Tuesday, 11 March 2014

Interest of the Affluent (IOTA)

IOTA, the Islands on the Air programme run by the RSGB, celebrates its 50th anniversary during 2014.

I was briefly interested in IOTA, until I found out Anglesey had been dismissed from the list because it is only about 150 metres from the Welsh mainland.  The RSGB decided to redefine the word 'island', which is normally given in dictionaries as "land surrounded by water", and not "land that has to be so far from a mainland." I quickly dismissed IOTA as being of very little merit.


To mark the 50th anniversary event, the RSGB is holding a big 'convention' at Windsor in July.



The majority of the UK population not living anywhere near London - and who bemoan the very high costs of getting and being there - will, predictably, cast yet another eyebrow skyward that the RSGB is holding this event in the big city.

But, more important than this is the clear message, intentional or otherwise, being sent out by IOTA/RSGB in the choice of venue.  Beaumont House - actually an old landed gentry estate near Windsor - is what we might call a rather exclusive place.

Secondly, the programme of events, as given in the March 2014 RadCom edition, boasts of  a "welcome of guests followed by a celebration dinner."  Sounding RSGB-familiar yet?  A bit of middle-class black tie-ism?  Surely not!

Apparently, and this is borne out by mentions on the air, a "quite large number of Americans" will be attending.  Nice, if you can afford to cross the Atlantic to one of the most expensive cities on Earth for a get-together about, erm, amateur radio.
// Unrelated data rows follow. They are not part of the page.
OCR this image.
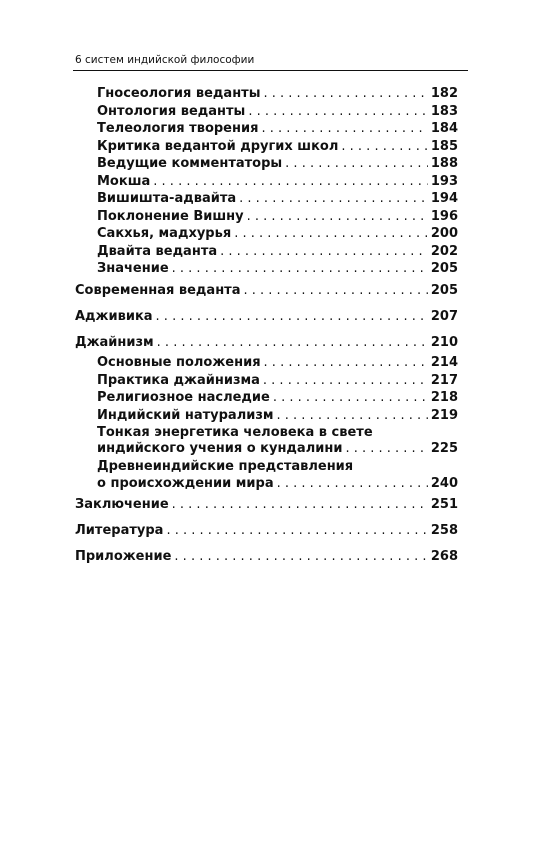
6 систем индийской философии
Гносеология веданты . . .	182
Онтология веданты . . .	183
Телеология творения . . .	184
Критика ведантой других школ . . .	185
Ведущие комментаторы . . .	188
Мокша . . .	193
Вишишта-адвайта . . .	194
Поклонение Вишну . . .	196
Сакхья, мадхурья . . .	200
Двайта веданта . . .	202
Значение . . .	205
Современная веданта . . .	205
Адживика . . .	207
Джайнизм . . .	210
Основные положения . . .	214
Практика джайнизма . . .	217
Религиозное наследие . . .	218
Индийский натурализм . . .	219
Тонкая энергетика человека в свете
индийского учения о кундалини . . .	225
Древнеиндийские представления
о происхождении мира . . .	240
Заключение . . .	251
Литература . . .	258
Приложение . . .	268
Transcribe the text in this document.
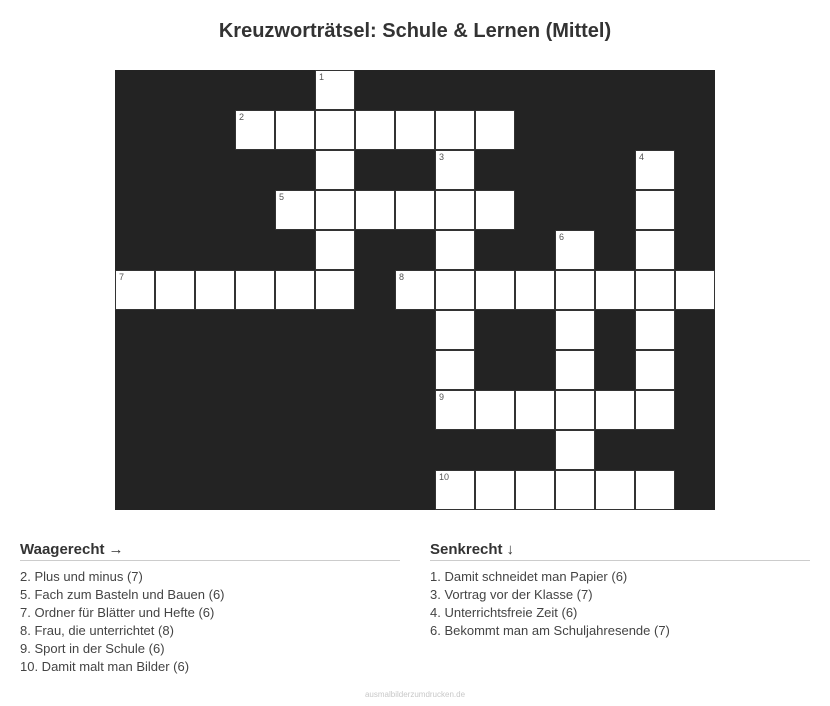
Kreuzworträtsel: Schule & Lernen (Mittel)
1
2
3	4
5
6
7	8
9
10
Waagerecht →
2. Plus und minus (7)
5. Fach zum Basteln und Bauen (6)
7. Ordner für Blätter und Hefte (6)
8. Frau, die unterrichtet (8)
9. Sport in der Schule (6)
10. Damit malt man Bilder (6)
Senkrecht ↓
1. Damit schneidet man Papier (6)
3. Vortrag vor der Klasse (7)
4. Unterrichtsfreie Zeit (6)
6. Bekommt man am Schuljahresende (7)
ausmalbilderzumdrucken.de
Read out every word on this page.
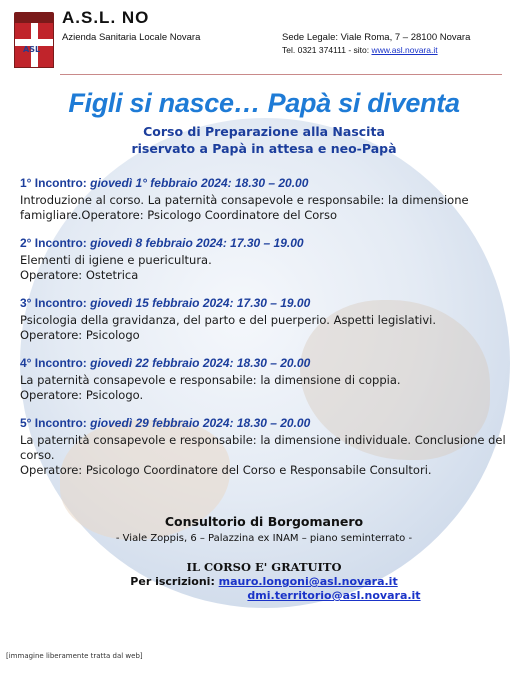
ASL
A.S.L. NO
Azienda Sanitaria Locale Novara	Sede Legale: Viale Roma, 7 – 28100 Novara
Tel. 0321 374111 - sito: www.asl.novara.it
Figli si nasce… Papà si diventa
Corso di Preparazione alla Nascita
riservato a Papà in attesa e neo-Papà
1° Incontro: giovedì 1° febbraio 2024: 18.30 – 20.00
Introduzione al corso. La paternità consapevole e responsabile: la dimensione famigliare.Operatore: Psicologo Coordinatore del Corso
2° Incontro: giovedì 8 febbraio 2024: 17.30 – 19.00
Elementi di igiene e puericultura.
Operatore: Ostetrica
3° Incontro: giovedì 15 febbraio 2024: 17.30 – 19.00
Psicologia della gravidanza, del parto e del puerperio. Aspetti legislativi.
Operatore: Psicologo
4° Incontro: giovedì 22 febbraio 2024: 18.30 – 20.00
La paternità consapevole e responsabile: la dimensione di coppia.
Operatore: Psicologo.
5° Incontro: giovedì 29 febbraio 2024: 18.30 – 20.00
La paternità consapevole e responsabile: la dimensione individuale. Conclusione del corso.
Operatore: Psicologo Coordinatore del Corso e Responsabile Consultori.
Consultorio di Borgomanero
- Viale Zoppis, 6 – Palazzina ex INAM – piano seminterrato -
IL CORSO E' GRATUITO
Per iscrizioni: mauro.longoni@asl.novara.it
dmi.territorio@asl.novara.it
[immagine liberamente tratta dal web]
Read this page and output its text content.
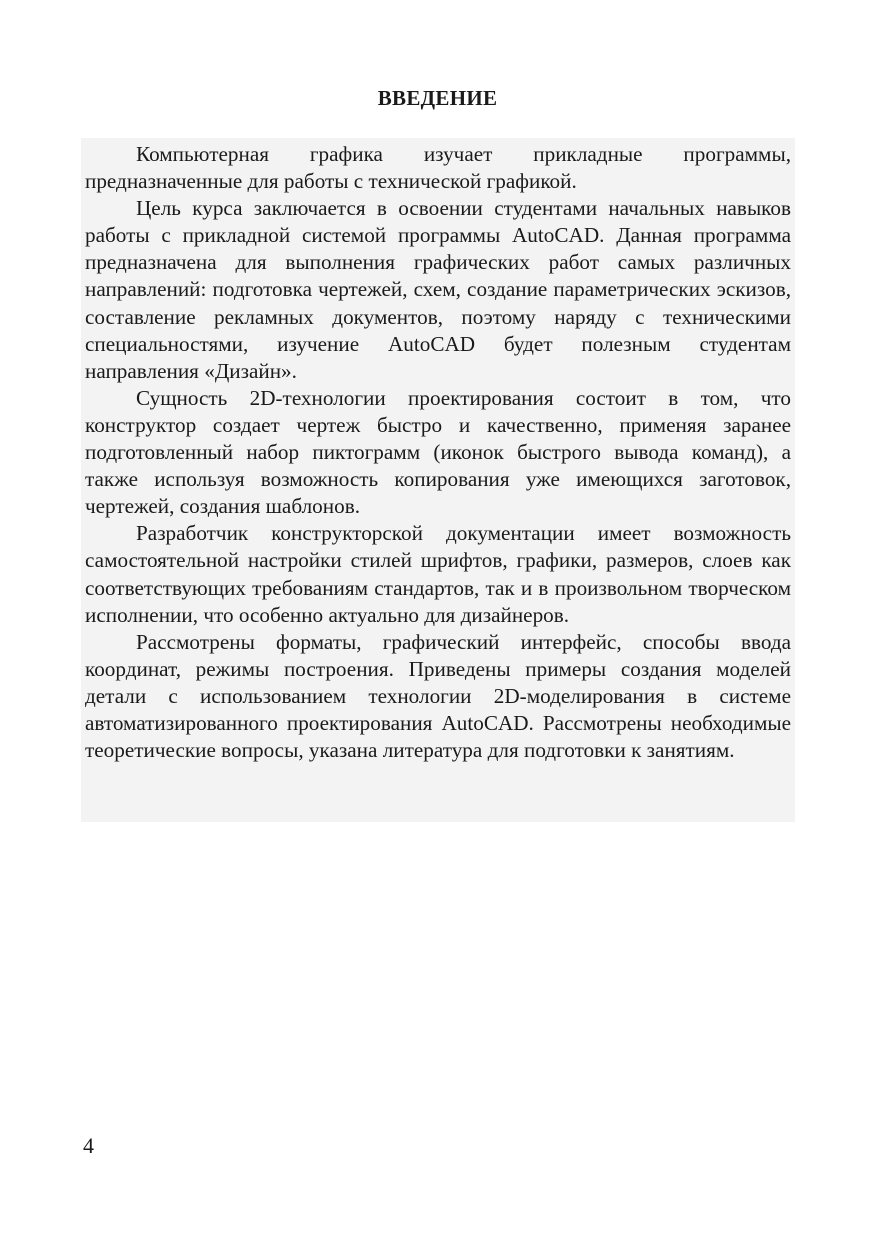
ВВЕДЕНИЕ

Компьютерная графика изучает прикладные программы, предназначенные для работы с технической графикой.

Цель курса заключается в освоении студентами начальных навыков работы с прикладной системой программы AutoCAD. Данная программа предназначена для выполнения графических работ самых различных направлений: подготовка чертежей, схем, создание параметрических эскизов, составление рекламных документов, поэтому наряду с техническими специальностями, изучение AutoCAD будет полезным студентам направления «Дизайн».

Сущность 2D-технологии проектирования состоит в том, что конструктор создает чертеж быстро и качественно, применяя заранее подготовленный набор пиктограмм (иконок быстрого вывода команд), а также используя возможность копирования уже имеющихся заготовок, чертежей, создания шаблонов.

Разработчик конструкторской документации имеет возможность самостоятельной настройки стилей шрифтов, графики, размеров, слоев как соответствующих требованиям стандартов, так и в произвольном творческом исполнении, что особенно актуально для дизайнеров.

Рассмотрены форматы, графический интерфейс, способы ввода координат, режимы построения. Приведены примеры создания моделей детали с использованием технологии 2D-моделирования в системе автоматизированного проектирования AutoCAD. Рассмотрены необходимые теоретические вопросы, указана литература для подготовки к занятиям.

4
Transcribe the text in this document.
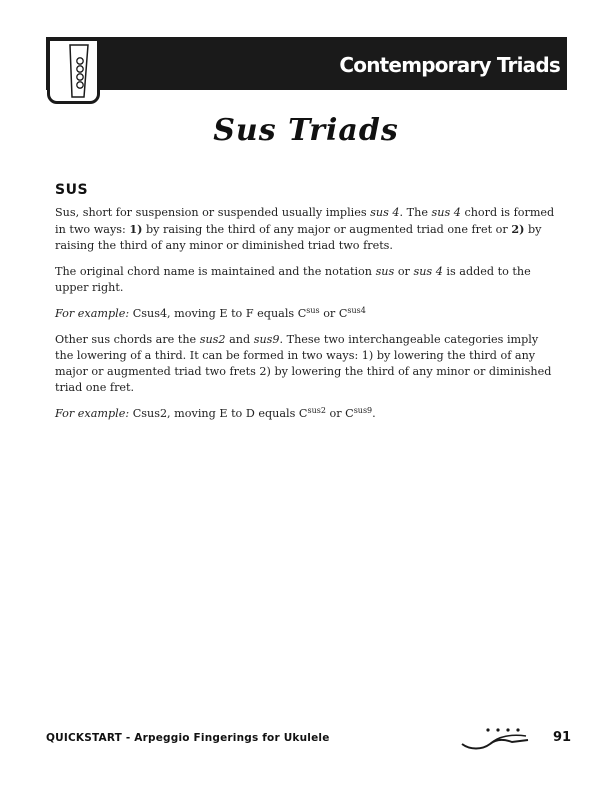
Contemporary Triads
Sus Triads
SUS

Sus, short for suspension or suspended usually implies sus 4. The sus 4 chord is formed in two ways: 1) by raising the third of any major or augmented triad one fret or 2) by raising the third of any minor or diminished triad two frets.

The original chord name is maintained and the notation sus or sus 4 is added to the upper right.

For example: Csus4, moving E to F equals $C^{sus}$ or $C^{sus4}$

Other sus chords are the sus2 and sus9. These two interchangeable categories imply the lowering of a third. It can be formed in two ways: 1) by lowering the third of any major or augmented triad two frets 2) by lowering the third of any minor or diminished triad one fret.

For example: Csus2, moving E to D equals $C^{sus2}$ or $C^{sus9}$.

QUICKSTART - Arpeggio Fingerings for Ukulele	91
After the meat of the 'convention' (when did we start having conventions in Britain?) has begun, you will get treated to a "Gala Dinner" with "musical entertainment".  Sounds like a right excuse to let your hair down.  Or not.

The Centenary group photo (linked directly and (C) RSGB). 


Perhaps most revealing of how the amateur radio elite has aged and failed to keep up with the times is the reassurance that a "partners' programme" is to be organised.  This seems to mean 'wives' programme', taking in a nice comfortable visit to Windsor, where no doubt the rich Americans will expect the Queen to hand them a cup of tea.

And if you're really keen, then someone will arrange an IOTA flotilla down the river, in a mini-reenactment of the miserably wet and windy Jubilee boatfest of 2012.  How terribly quaint.  How terribly old people-esque.

According to the RSGB whoop-la, trying to stir-up spending on this ludicrous celebration of nothing at all, the convention is "not just for returning visitors but for new ones who want to enjoy the camaraderie of IOTA island chasers and activators, mingling together and discussing their experiences."

The Queen's water-going vehicle will convey IOTA conventioneers (subject to sufficient interest)
 
Lovely, if you like that kind of thing - and you can find £249 per couple.  If you come from up north, don't have a blazer impeccably polished daily by a wife called Marjorie or something similarly 1950s, and aren't a member of the Rotary Club, then you can join the Oiks and ex-CBers Fringe Festival, I'm sure.

So there you have it.  If you are a bloke (and you will invariably be a bloke) who likes operating from an island location, you can only become a true IOTA man by being a part of the Dinner Party set.  Only rich, mostly white and retired men need apply.  Wives can visit some castles and faux olde-worlde shops.


Look again at that RSGB centenary dinner photo.  Not a single darker-than-pure white face amongst them.  And, with extremely few exceptions, all well into retirement.  That is the troubling fact that has faced the RSGB for years, and one it has failed to overturn.

Again and again, I find myself returning to the same conclusion: I like the idea and aims of the RSGB, but the way it pans out in reality smacks of something akin to UKIP - with an interest in radio.  I can't say I want this kind of 19th century ideology to continue into the 21st century.  It really has to change beyond words of intent, for fear those words simply become the marker of intransigence.

IOTA is about tents, roughing it and Heath-Robinson antennas in the wind.  Not black ties.


The RSGB is aiming to attract those visitors to Friedrichshafen 2014 (now much better than the 1940s version, where it was a Nazi resort and major hub for concentration camp workers) who may like to pop across to Blighty for a spot of tea afterwards.

So far as I'm concerned, IOTA is just another manifestation of RSGB central.  Turning a simple hobby of twiddling radios into a select society of 'respectable' people.  I should imagine that the vast majority of IOTA chasers would and will rather spend the anniversary spitting half-chewed bits of sandwich into their mics on a beach, not "mingling" on a lump of slightly higher ground above the flooding Thames in London.